Sending Harper to minors was right move for Nats
The Nats were wise to demote phenom Bryce Harper, who isn't quite ready for the big leagues.
TAMPA -- TheNationals did the right thing sending 19-year-old phenom Bryce Harper to the minors.
Harper was optioned to Triple-A Syracuse for the right reasons. One, he is only 19. Two, he needs more time.
"He is going to be special, but he isn't ready,'' one Nats veteran told CBSSports.com the other day.
There was a lot of buzz about Harper possibly making the team, even as scouts and executives of other teams questioned the wisdom such a rush job. Nationals manager Davey Johnson, quiet on the topic in recent days, was believed the biggest proponent of putting him on the team, at least initially.
Another Nats official noted that while Harper looked spectacular some days, he looked lost other days. He struck out four times in an 11-7 defeat to the Tigers just before he was told of the demotion. He started the spring five for 11 but was just three for his last 17 with 11 strikeouts. Harper's confidence is legendary but it could be threatened by failure in the big leagues, and there was no good reason to test it now.
That last game wasn't the reason for the demotion, either. Harper knew after missing six days with a calf injury the odds for him to make it were long. When I asked him six days ago whether he still had a chance to make the team, he answered honestly, "Probably not ... it's all good, though.''
Harper continued to try to make the team and returned to play the next day.
Johnson was quoted as saying about Harper, "He is close.''
While Harper's arbitration and free-agent clocks are delayed by the demotion, there is no reason to think that was the reason, either. That has been the overriding reason in some past cases, but in Harper's case, he is extremely young and has room to grow. He has very good experience for his age, but he hit just .256 at Double-A last year.
It is rare for a player to make the majors out of spring training at age 19. Tigers Hall of Famer Al Kaline was one of a handful to be able to do it, but Kaline said his advantage was that he was breaking into a bad team while the Nationals are hoping to contend.
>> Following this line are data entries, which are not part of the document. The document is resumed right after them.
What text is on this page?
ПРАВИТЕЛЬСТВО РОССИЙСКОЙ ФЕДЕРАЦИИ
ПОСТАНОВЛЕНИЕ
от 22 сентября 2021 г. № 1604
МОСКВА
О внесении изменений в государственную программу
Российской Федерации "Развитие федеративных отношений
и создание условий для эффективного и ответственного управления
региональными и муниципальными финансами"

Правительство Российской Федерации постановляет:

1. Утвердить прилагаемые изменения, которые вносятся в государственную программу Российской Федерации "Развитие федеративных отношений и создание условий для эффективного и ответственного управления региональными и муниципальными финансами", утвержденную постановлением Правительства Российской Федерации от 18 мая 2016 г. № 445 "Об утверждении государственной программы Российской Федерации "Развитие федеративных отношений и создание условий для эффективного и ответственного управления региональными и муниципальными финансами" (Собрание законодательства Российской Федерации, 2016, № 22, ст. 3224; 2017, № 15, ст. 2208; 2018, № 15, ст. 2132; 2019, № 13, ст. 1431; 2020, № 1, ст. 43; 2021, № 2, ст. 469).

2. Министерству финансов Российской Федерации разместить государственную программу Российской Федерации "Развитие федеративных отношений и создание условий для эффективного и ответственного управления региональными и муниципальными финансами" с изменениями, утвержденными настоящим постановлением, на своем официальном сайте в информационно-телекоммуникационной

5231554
Harper will play center field in the minors in an attempt to fill the role the Nats have had trouble filling. Harper was converted from catcher to the outfield, so he has something to learn as an outfielder, too. He has excellent speed, however, so that's a head start.
Harper has an excellent chance to be called up sometime in midseason, but in the meantime the current plan is for the Nats to employ some combination of Roger Bernadina, Rick Ankiel and Brett Carroll in center field.